From Susan Frances – Assistant Minister for Congregational Life
Dear Friends,
I’m sending out a big thank you to everyone who volunteered at any point during our week-long rummage sale event, from set-up to the very busy sale itself to clean-up. I have heard many stories of new members getting to know people and excitement about our revised and streamlined format that no longer involves every room downstairs. Thank you!
As often happens in life, joys and challenges are often intertwined within the same event. This is true for our rummage sale this year.
At the rummage sale on Friday there was an incident in which three customers shopping in the sanctuary were asked to leave the building and our security volunteers were called to walk them out of the building. Over this past week, I have talked with 11 UCE volunteers and 4 customers who were present that Friday. Relevant to this learning moment is that the UCE volunteers who I talked with identify as white, and three of the four customers who I talked with identify as black. In my conversations, I found everyone was willing to have the conversation with me, to share what happened and to share ideas about what we might learn from this situation.

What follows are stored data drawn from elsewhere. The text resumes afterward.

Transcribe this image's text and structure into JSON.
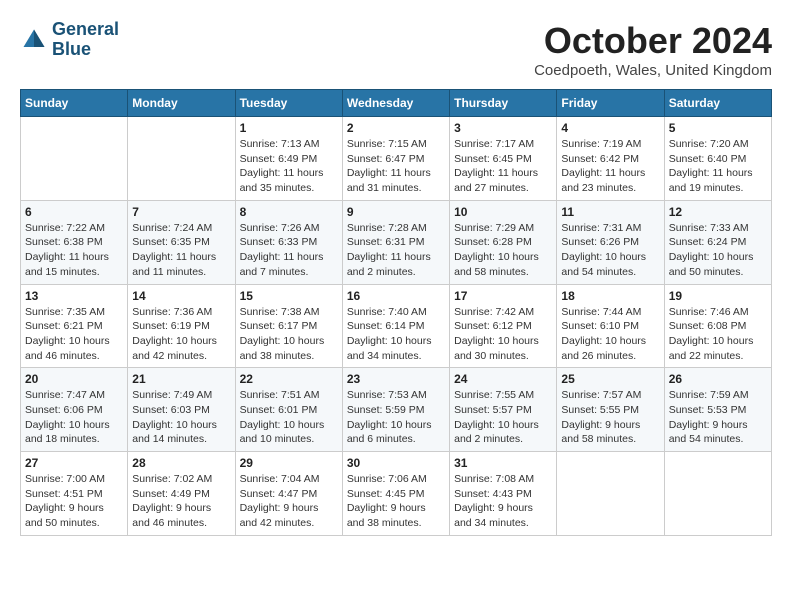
{
  "logo": {
    "line1": "General",
    "line2": "Blue"
  },
  "title": "October 2024",
  "location": "Coedpoeth, Wales, United Kingdom",
  "weekdays": [
    "Sunday",
    "Monday",
    "Tuesday",
    "Wednesday",
    "Thursday",
    "Friday",
    "Saturday"
  ],
  "weeks": [
    [
      {
        "day": "",
        "info": ""
      },
      {
        "day": "",
        "info": ""
      },
      {
        "day": "1",
        "info": "Sunrise: 7:13 AM\nSunset: 6:49 PM\nDaylight: 11 hours\nand 35 minutes."
      },
      {
        "day": "2",
        "info": "Sunrise: 7:15 AM\nSunset: 6:47 PM\nDaylight: 11 hours\nand 31 minutes."
      },
      {
        "day": "3",
        "info": "Sunrise: 7:17 AM\nSunset: 6:45 PM\nDaylight: 11 hours\nand 27 minutes."
      },
      {
        "day": "4",
        "info": "Sunrise: 7:19 AM\nSunset: 6:42 PM\nDaylight: 11 hours\nand 23 minutes."
      },
      {
        "day": "5",
        "info": "Sunrise: 7:20 AM\nSunset: 6:40 PM\nDaylight: 11 hours\nand 19 minutes."
      }
    ],
    [
      {
        "day": "6",
        "info": "Sunrise: 7:22 AM\nSunset: 6:38 PM\nDaylight: 11 hours\nand 15 minutes."
      },
      {
        "day": "7",
        "info": "Sunrise: 7:24 AM\nSunset: 6:35 PM\nDaylight: 11 hours\nand 11 minutes."
      },
      {
        "day": "8",
        "info": "Sunrise: 7:26 AM\nSunset: 6:33 PM\nDaylight: 11 hours\nand 7 minutes."
      },
      {
        "day": "9",
        "info": "Sunrise: 7:28 AM\nSunset: 6:31 PM\nDaylight: 11 hours\nand 2 minutes."
      },
      {
        "day": "10",
        "info": "Sunrise: 7:29 AM\nSunset: 6:28 PM\nDaylight: 10 hours\nand 58 minutes."
      },
      {
        "day": "11",
        "info": "Sunrise: 7:31 AM\nSunset: 6:26 PM\nDaylight: 10 hours\nand 54 minutes."
      },
      {
        "day": "12",
        "info": "Sunrise: 7:33 AM\nSunset: 6:24 PM\nDaylight: 10 hours\nand 50 minutes."
      }
    ],
    [
      {
        "day": "13",
        "info": "Sunrise: 7:35 AM\nSunset: 6:21 PM\nDaylight: 10 hours\nand 46 minutes."
      },
      {
        "day": "14",
        "info": "Sunrise: 7:36 AM\nSunset: 6:19 PM\nDaylight: 10 hours\nand 42 minutes."
      },
      {
        "day": "15",
        "info": "Sunrise: 7:38 AM\nSunset: 6:17 PM\nDaylight: 10 hours\nand 38 minutes."
      },
      {
        "day": "16",
        "info": "Sunrise: 7:40 AM\nSunset: 6:14 PM\nDaylight: 10 hours\nand 34 minutes."
      },
      {
        "day": "17",
        "info": "Sunrise: 7:42 AM\nSunset: 6:12 PM\nDaylight: 10 hours\nand 30 minutes."
      },
      {
        "day": "18",
        "info": "Sunrise: 7:44 AM\nSunset: 6:10 PM\nDaylight: 10 hours\nand 26 minutes."
      },
      {
        "day": "19",
        "info": "Sunrise: 7:46 AM\nSunset: 6:08 PM\nDaylight: 10 hours\nand 22 minutes."
      }
    ],
    [
      {
        "day": "20",
        "info": "Sunrise: 7:47 AM\nSunset: 6:06 PM\nDaylight: 10 hours\nand 18 minutes."
      },
      {
        "day": "21",
        "info": "Sunrise: 7:49 AM\nSunset: 6:03 PM\nDaylight: 10 hours\nand 14 minutes."
      },
      {
        "day": "22",
        "info": "Sunrise: 7:51 AM\nSunset: 6:01 PM\nDaylight: 10 hours\nand 10 minutes."
      },
      {
        "day": "23",
        "info": "Sunrise: 7:53 AM\nSunset: 5:59 PM\nDaylight: 10 hours\nand 6 minutes."
      },
      {
        "day": "24",
        "info": "Sunrise: 7:55 AM\nSunset: 5:57 PM\nDaylight: 10 hours\nand 2 minutes."
      },
      {
        "day": "25",
        "info": "Sunrise: 7:57 AM\nSunset: 5:55 PM\nDaylight: 9 hours\nand 58 minutes."
      },
      {
        "day": "26",
        "info": "Sunrise: 7:59 AM\nSunset: 5:53 PM\nDaylight: 9 hours\nand 54 minutes."
      }
    ],
    [
      {
        "day": "27",
        "info": "Sunrise: 7:00 AM\nSunset: 4:51 PM\nDaylight: 9 hours\nand 50 minutes."
      },
      {
        "day": "28",
        "info": "Sunrise: 7:02 AM\nSunset: 4:49 PM\nDaylight: 9 hours\nand 46 minutes."
      },
      {
        "day": "29",
        "info": "Sunrise: 7:04 AM\nSunset: 4:47 PM\nDaylight: 9 hours\nand 42 minutes."
      },
      {
        "day": "30",
        "info": "Sunrise: 7:06 AM\nSunset: 4:45 PM\nDaylight: 9 hours\nand 38 minutes."
      },
      {
        "day": "31",
        "info": "Sunrise: 7:08 AM\nSunset: 4:43 PM\nDaylight: 9 hours\nand 34 minutes."
      },
      {
        "day": "",
        "info": ""
      },
      {
        "day": "",
        "info": ""
      }
    ]
  ]
}
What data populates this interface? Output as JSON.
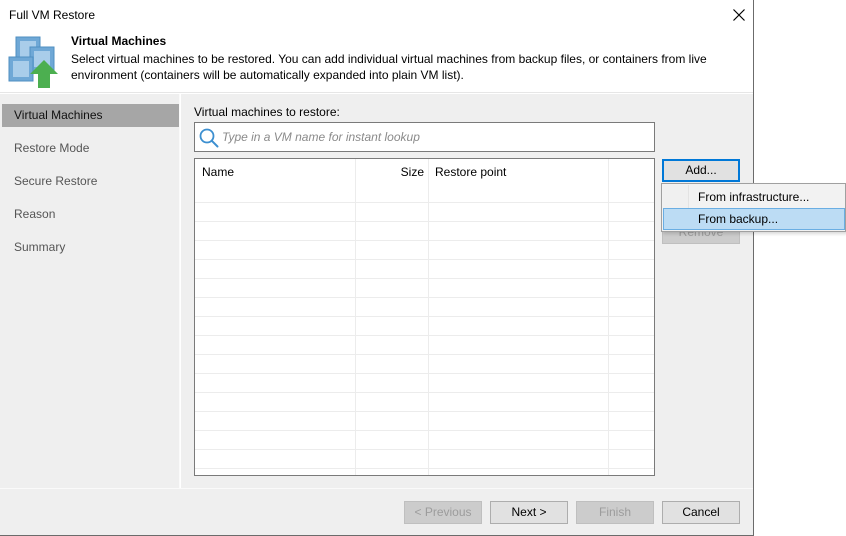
{
  "window": {
    "title": "Full VM Restore",
    "close_icon": "close-icon"
  },
  "header": {
    "icon": "vm-restore-icon",
    "title": "Virtual Machines",
    "description": "Select virtual machines to be restored. You can add individual virtual machines from backup files, or containers from live environment (containers will be automatically expanded into plain VM list)."
  },
  "sidebar": {
    "items": [
      {
        "label": "Virtual Machines",
        "active": true
      },
      {
        "label": "Restore Mode",
        "active": false
      },
      {
        "label": "Secure Restore",
        "active": false
      },
      {
        "label": "Reason",
        "active": false
      },
      {
        "label": "Summary",
        "active": false
      }
    ]
  },
  "main": {
    "vm_label": "Virtual machines to restore:",
    "search": {
      "icon": "search-icon",
      "placeholder": "Type in a VM name for instant lookup",
      "value": ""
    },
    "table": {
      "columns": [
        "Name",
        "Size",
        "Restore point"
      ],
      "rows": []
    },
    "buttons": {
      "add": "Add...",
      "remove": "Remove"
    }
  },
  "add_menu": {
    "items": [
      {
        "label": "From infrastructure...",
        "highlighted": false
      },
      {
        "label": "From backup...",
        "highlighted": true
      }
    ]
  },
  "footer": {
    "previous": "< Previous",
    "next": "Next >",
    "finish": "Finish",
    "cancel": "Cancel"
  },
  "colors": {
    "accent": "#0078d7",
    "menu_highlight": "#bcdcf4",
    "sidebar_active": "#a6a6a6",
    "panel_bg": "#efefef"
  }
}
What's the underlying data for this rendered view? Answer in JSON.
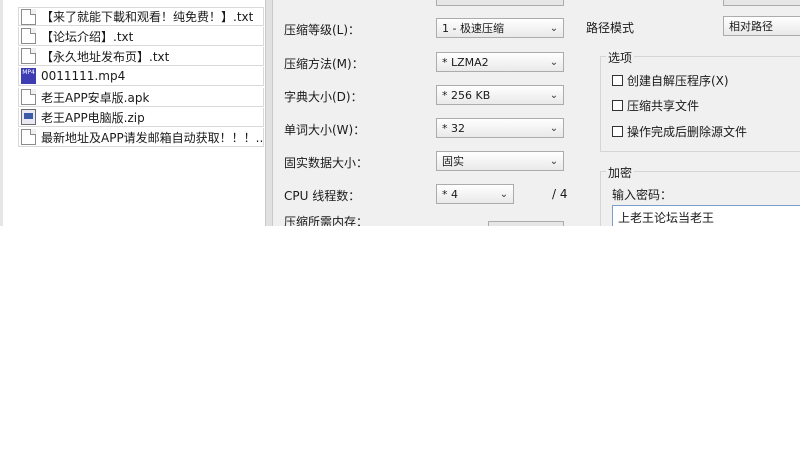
{
  "files": [
    {
      "name": "【来了就能下載和观看！纯免费！】.txt",
      "type": "txt"
    },
    {
      "name": "【论坛介绍】.txt",
      "type": "txt"
    },
    {
      "name": "【永久地址发布页】.txt",
      "type": "txt"
    },
    {
      "name": "0011111.mp4",
      "type": "mp4",
      "icon_text": "MP4"
    },
    {
      "name": "老王APP安卓版.apk",
      "type": "txt"
    },
    {
      "name": "老王APP电脑版.zip",
      "type": "zip"
    },
    {
      "name": "最新地址及APP请发邮箱自动获取！！！...",
      "type": "txt"
    }
  ],
  "compression": {
    "level_label": "压缩等级(L)：",
    "level_value": "1 - 极速压缩",
    "method_label": "压缩方法(M)：",
    "method_value": "* LZMA2",
    "dict_label": "字典大小(D)：",
    "dict_value": "* 256 KB",
    "word_label": "单词大小(W)：",
    "word_value": "* 32",
    "solid_label": "固实数据大小：",
    "solid_value": "固实",
    "cpu_label": "CPU 线程数：",
    "cpu_value": "* 4",
    "cpu_total": "/ 4",
    "memory_label": "压缩所需内存："
  },
  "path": {
    "label": "路径模式",
    "value": "相对路径"
  },
  "options": {
    "title": "选项",
    "items": [
      "创建自解压程序(X)",
      "压缩共享文件",
      "操作完成后删除源文件"
    ]
  },
  "encryption": {
    "title": "加密",
    "password_label": "输入密码：",
    "password_value": "上老王论坛当老王"
  }
}
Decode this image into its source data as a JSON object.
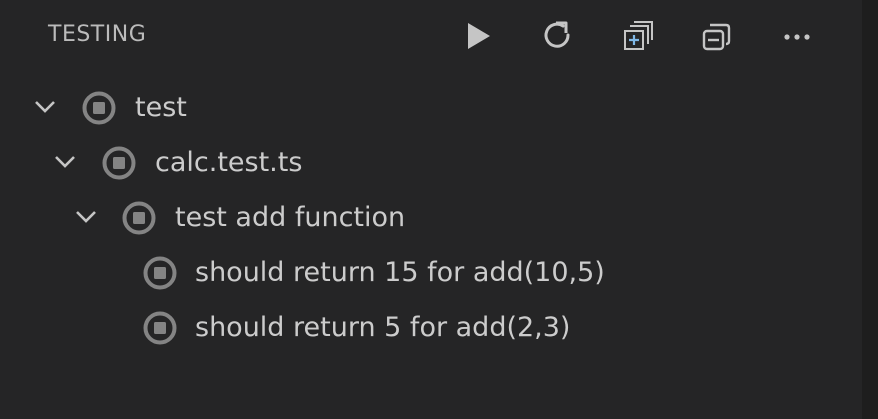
{
  "header": {
    "title": "TESTING",
    "actions": [
      {
        "name": "run-all-icon",
        "tooltip": "Run All Tests"
      },
      {
        "name": "refresh-icon",
        "tooltip": "Refresh Tests"
      },
      {
        "name": "expand-all-icon",
        "tooltip": "Expand All"
      },
      {
        "name": "collapse-all-icon",
        "tooltip": "Collapse All"
      },
      {
        "name": "more-actions-icon",
        "tooltip": "More Actions..."
      }
    ]
  },
  "tree": {
    "items": [
      {
        "label": "test",
        "depth": 0,
        "expandable": true,
        "expanded": true,
        "status": "unset"
      },
      {
        "label": "calc.test.ts",
        "depth": 1,
        "expandable": true,
        "expanded": true,
        "status": "unset"
      },
      {
        "label": "test add function",
        "depth": 2,
        "expandable": true,
        "expanded": true,
        "status": "unset"
      },
      {
        "label": "should return 15 for add(10,5)",
        "depth": 3,
        "expandable": false,
        "status": "unset"
      },
      {
        "label": "should return 5 for add(2,3)",
        "depth": 3,
        "expandable": false,
        "status": "unset"
      }
    ]
  },
  "colors": {
    "background": "#252526",
    "text": "#cccccc",
    "icon": "#c5c5c5",
    "status_unset": "#848484"
  }
}
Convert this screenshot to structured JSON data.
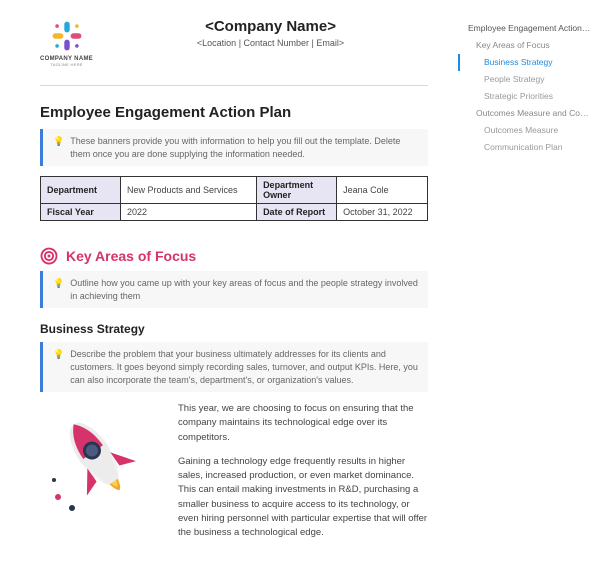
{
  "header": {
    "logo_text": "COMPANY NAME",
    "logo_tagline": "TAGLINE HERE",
    "company_name": "<Company Name>",
    "contact_line": "<Location | Contact Number | Email>"
  },
  "doc": {
    "title": "Employee Engagement Action Plan",
    "banner1": "These banners provide you with information to help you fill out the template. Delete them once you are done supplying the information needed.",
    "info": {
      "dept_label": "Department",
      "dept_value": "New Products and Services",
      "owner_label": "Department Owner",
      "owner_value": "Jeana Cole",
      "fy_label": "Fiscal Year",
      "fy_value": "2022",
      "date_label": "Date of Report",
      "date_value": "October 31, 2022"
    },
    "section1_heading": "Key Areas of Focus",
    "banner2": "Outline how you came up with your key areas of focus and the people strategy involved in achieving them",
    "sub1_heading": "Business Strategy",
    "banner3": "Describe the problem that your business ultimately addresses for its clients and customers. It goes beyond simply recording sales, turnover, and output KPIs. Here, you can also incorporate the team's, department's, or organization's values.",
    "para1": "This year, we are choosing to focus on ensuring that the company maintains its technological edge over its competitors.",
    "para2": "Gaining a technology edge frequently results in higher sales, increased production, or even market dominance. This can entail making investments in R&D, purchasing a smaller business to acquire access to its technology, or even hiring personnel with particular expertise that will offer the business a technological edge."
  },
  "outline": {
    "items": [
      {
        "label": "Employee Engagement Action Plan",
        "level": 0,
        "active": false
      },
      {
        "label": "Key Areas of Focus",
        "level": 1,
        "active": false
      },
      {
        "label": "Business Strategy",
        "level": 2,
        "active": true
      },
      {
        "label": "People Strategy",
        "level": 2,
        "active": false
      },
      {
        "label": "Strategic Priorities",
        "level": 2,
        "active": false
      },
      {
        "label": "Outcomes Measure and Communicat...",
        "level": 1,
        "active": false
      },
      {
        "label": "Outcomes Measure",
        "level": 2,
        "active": false
      },
      {
        "label": "Communication Plan",
        "level": 2,
        "active": false
      }
    ]
  },
  "icons": {
    "bulb": "💡"
  }
}
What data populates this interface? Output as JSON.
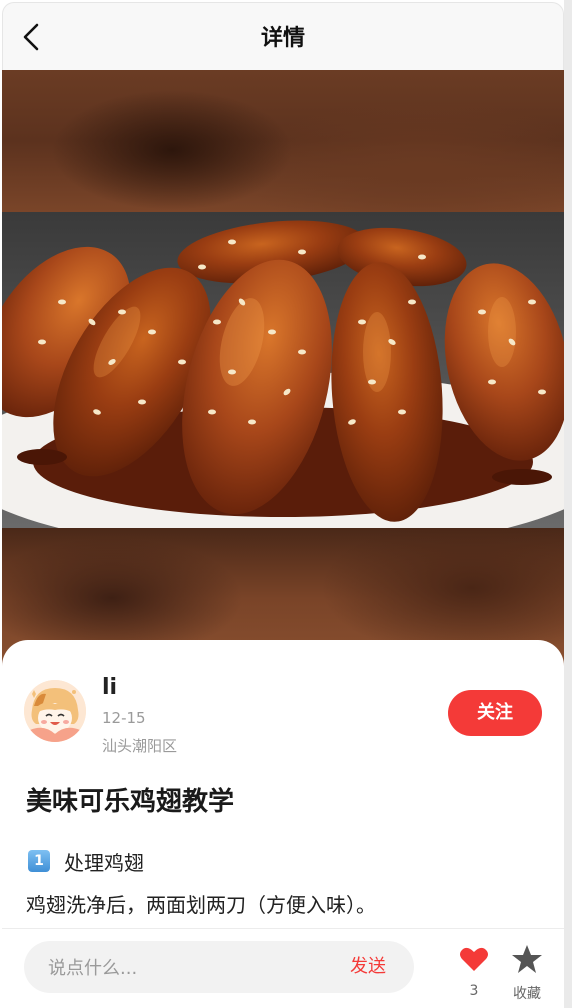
{
  "header": {
    "title": "详情",
    "back_icon": "chevron-left-icon"
  },
  "hero": {
    "image_subject": "cola-chicken-wings-photo"
  },
  "author": {
    "name": "li",
    "date": "12-15",
    "location": "汕头潮阳区",
    "follow_label": "关注",
    "avatar_icon": "cartoon-girl-avatar"
  },
  "post": {
    "title": "美味可乐鸡翅教学",
    "step": {
      "number": "1",
      "label": "处理鸡翅",
      "description": "鸡翅洗净后，两面划两刀（方便入味）。"
    }
  },
  "bottom_bar": {
    "comment_placeholder": "说点什么...",
    "send_label": "发送",
    "like_count": "3",
    "favorite_label": "收藏",
    "like_icon": "heart-icon",
    "favorite_icon": "star-icon"
  },
  "colors": {
    "accent": "#f43a38",
    "header_bg": "#f8f8f8"
  }
}
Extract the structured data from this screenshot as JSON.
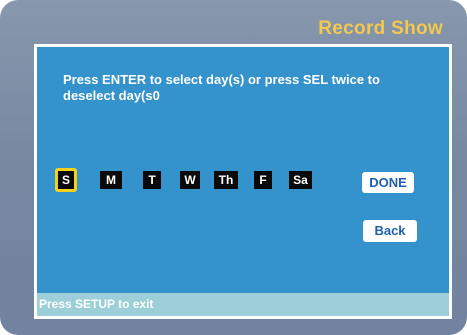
{
  "screen": {
    "title": "Record Show",
    "instruction": "Press ENTER to select day(s) or press SEL twice to deselect day(s0",
    "footer": "Press SETUP to exit"
  },
  "days": [
    {
      "label": "S",
      "selected": true
    },
    {
      "label": "M",
      "selected": false
    },
    {
      "label": "T",
      "selected": false
    },
    {
      "label": "W",
      "selected": false
    },
    {
      "label": "Th",
      "selected": false
    },
    {
      "label": "F",
      "selected": false
    },
    {
      "label": "Sa",
      "selected": false
    }
  ],
  "buttons": {
    "done": "DONE",
    "back": "Back"
  },
  "colors": {
    "title": "#f4c74d",
    "panel": "#3493cd",
    "selected_outline": "#f4d21a",
    "button_text": "#1f5fae"
  }
}
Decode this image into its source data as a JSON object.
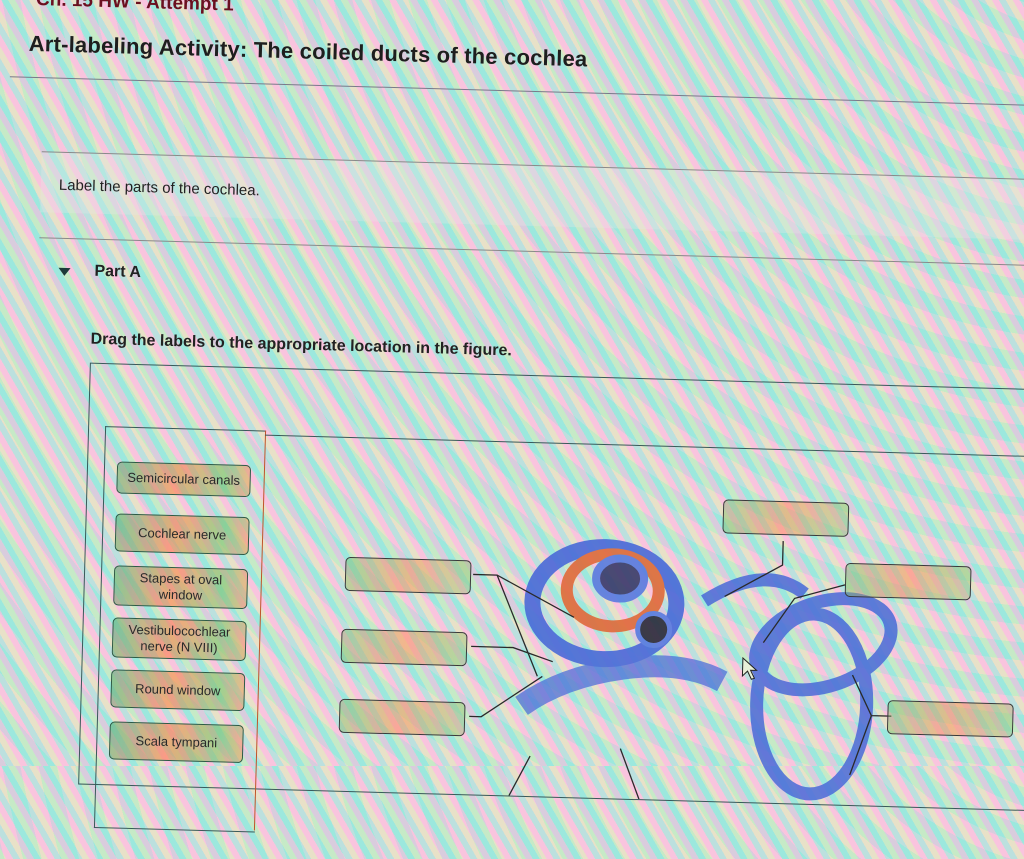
{
  "header": {
    "breadcrumb": "Ch. 15 HW - Attempt 1",
    "title": "Art-labeling Activity: The coiled ducts of the cochlea"
  },
  "intro": {
    "text": "Label the parts of the cochlea."
  },
  "part": {
    "label": "Part A",
    "toggle_icon": "triangle-down",
    "instructions": "Drag the labels to the appropriate location in the figure."
  },
  "label_bank": [
    {
      "text": "Semicircular canals"
    },
    {
      "text": "Cochlear nerve"
    },
    {
      "text": "Stapes at oval window"
    },
    {
      "text": "Vestibulocochlear nerve (N VIII)"
    },
    {
      "text": "Round window"
    },
    {
      "text": "Scala tympani"
    }
  ],
  "drop_targets": [
    {
      "id": "target-1",
      "value": ""
    },
    {
      "id": "target-2",
      "value": ""
    },
    {
      "id": "target-3",
      "value": ""
    },
    {
      "id": "target-4",
      "value": ""
    },
    {
      "id": "target-5",
      "value": ""
    },
    {
      "id": "target-6",
      "value": ""
    }
  ],
  "colors": {
    "crumb": "#6a1020",
    "label_border": "#2f5a45",
    "anatomy_blue": "#4a6ad8"
  }
}
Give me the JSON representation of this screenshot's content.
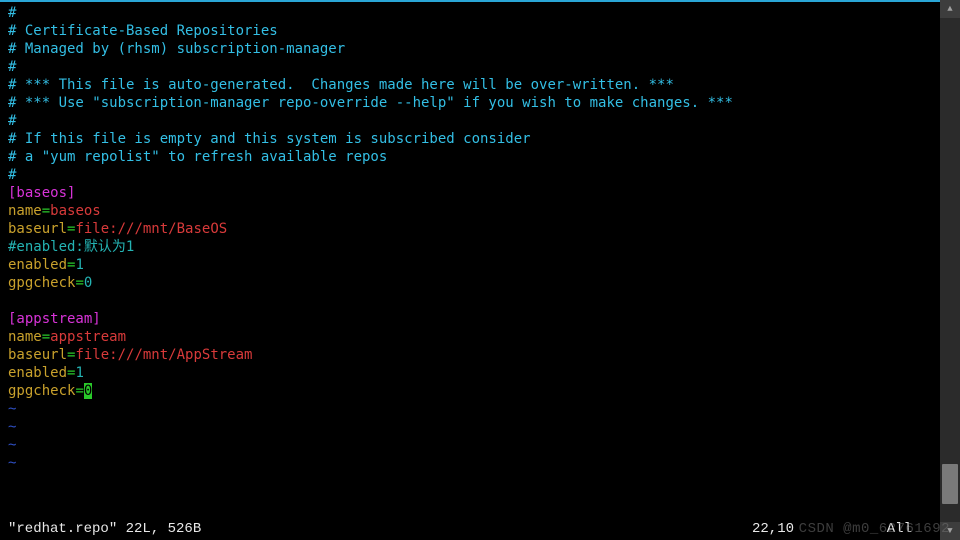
{
  "buffer": {
    "h1": "#",
    "h2": "# Certificate-Based Repositories",
    "h3": "# Managed by (rhsm) subscription-manager",
    "h4": "#",
    "h5": "# *** This file is auto-generated.  Changes made here will be over-written. ***",
    "h6": "# *** Use \"subscription-manager repo-override --help\" if you wish to make changes. ***",
    "h7": "#",
    "h8": "# If this file is empty and this system is subscribed consider",
    "h9": "# a \"yum repolist\" to refresh available repos",
    "h10": "#",
    "s1_header": "[baseos]",
    "s1_name_k": "name",
    "s1_name_eq": "=",
    "s1_name_v": "baseos",
    "s1_url_k": "baseurl",
    "s1_url_eq": "=",
    "s1_url_v": "file:///mnt/BaseOS",
    "s1_comment": "#enabled:默认为1",
    "s1_en_k": "enabled",
    "s1_en_eq": "=",
    "s1_en_v": "1",
    "s1_gpg_k": "gpgcheck",
    "s1_gpg_eq": "=",
    "s1_gpg_v": "0",
    "s2_header": "[appstream]",
    "s2_name_k": "name",
    "s2_name_eq": "=",
    "s2_name_v": "appstream",
    "s2_url_k": "baseurl",
    "s2_url_eq": "=",
    "s2_url_v": "file:///mnt/AppStream",
    "s2_en_k": "enabled",
    "s2_en_eq": "=",
    "s2_en_v": "1",
    "s2_gpg_k": "gpgcheck",
    "s2_gpg_eq": "=",
    "s2_gpg_v": "0",
    "tilde": "~"
  },
  "status": {
    "filename": "\"redhat.repo\" 22L, 526B",
    "position": "22,10",
    "percent": "All"
  },
  "watermark": "CSDN @m0_62761692"
}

There will be ongoing smaller conversations that will address what happened as we hone our processes and procedures for engaging with each other during the rummage sale and other events when we invite the public to join us in the building for large events, and as we engage with the three aims of our Anti-Oppression Task Force:
1. Expanding ownership of the anti-racism and anti- oppression work;
2. Power sharing; and
3. Radical inclusion and hospitality.
What I want us, as a community, to grapple with collectively, are the larger disconnects happening when we are engaging with someone who has an identity different from our own. During my conversations this week, I discovered two recurring disconnects.
The first disconnect was that most of the white volunteers I spoke with did not perceive of the situation as being related to race. They experienced the situation as having to do with a financial transaction and the customers involved happened to be black. The black customers I spoke with experienced the situation as being related to race.
The second disconnect is the disparity in experience based on what “calling security” meant. The white volunteers I spoke with knew that security was a group of UCE volunteers. The black customers I spoke with did not know that. For the black customers I spoke with, calling security meant calling the police, which, as we know from repeated public incidents, is an escalating scenario for someone who is black.
The entire event is more nuanced than these two pieces I am highlighting, but I believe these particular differences in experience that came across during my conversations are something we can ponder together. For me, these disconnections are a direct reflection of the US culture in which we live in. There are no ready-made answers for how to bridge these disconnections. I believe the answers lie in our ability to keep calling each other in. A key part to calling each other in is listening to each other’s experiences. Not tweaking the rules or fixing the processes, although those things can often have positive long term affects, but in trying to be open to hearing each other across our varied cultural and life experiences. Trying to bridge the gap in understanding and expectation.
One of the components to being called in is being able to hear the invitation to stay engaged in the conversation. And one of the ways to stay engaged is to stay present. And one of the ways to stay present, is to breathe – breathe through the desire to shut down or to move on too quickly. To breathe into being open.
So, I invite you right now to take a deep breath in and recognize the feelings you are having after reading about this. Take a few breaths as you acknowledge and hold those feelings. What you feel is what you feel, so honor that. As you exhale, silently name those feelings if you can.
I invite you to inhale again, holding those named feelings, and when you exhale, I ask that you let those feelings go for the time being. In their place, I invite you to inhale and feel a sense of curiosity about what brings us, you and the people with similar identities as you and also the people with different identities from you, what brings us as individuals with unique identities to a place of having different experiences in the same moment. As you exhale, let go of any anxiety or discomfort that has arisen.
I invite you to inhale again, this time with a sense of wonder. Wonder at the complexities of life, wonder at what we are capable of addressing if we are able to stay present and engaged. This is one of the learnings of being called in. This ability to stay present, to stay curious, to stay engaged in relationship with each other as we work through difficult situations. This is one component to how we call each other in, or maybe back in, to the work of being in relationship. I believe it is through relationship, through being able to share our experiences with each other, that we will find a way forward to transforming our own lives, our congregation, and our society into a truly equitable multi-racial community.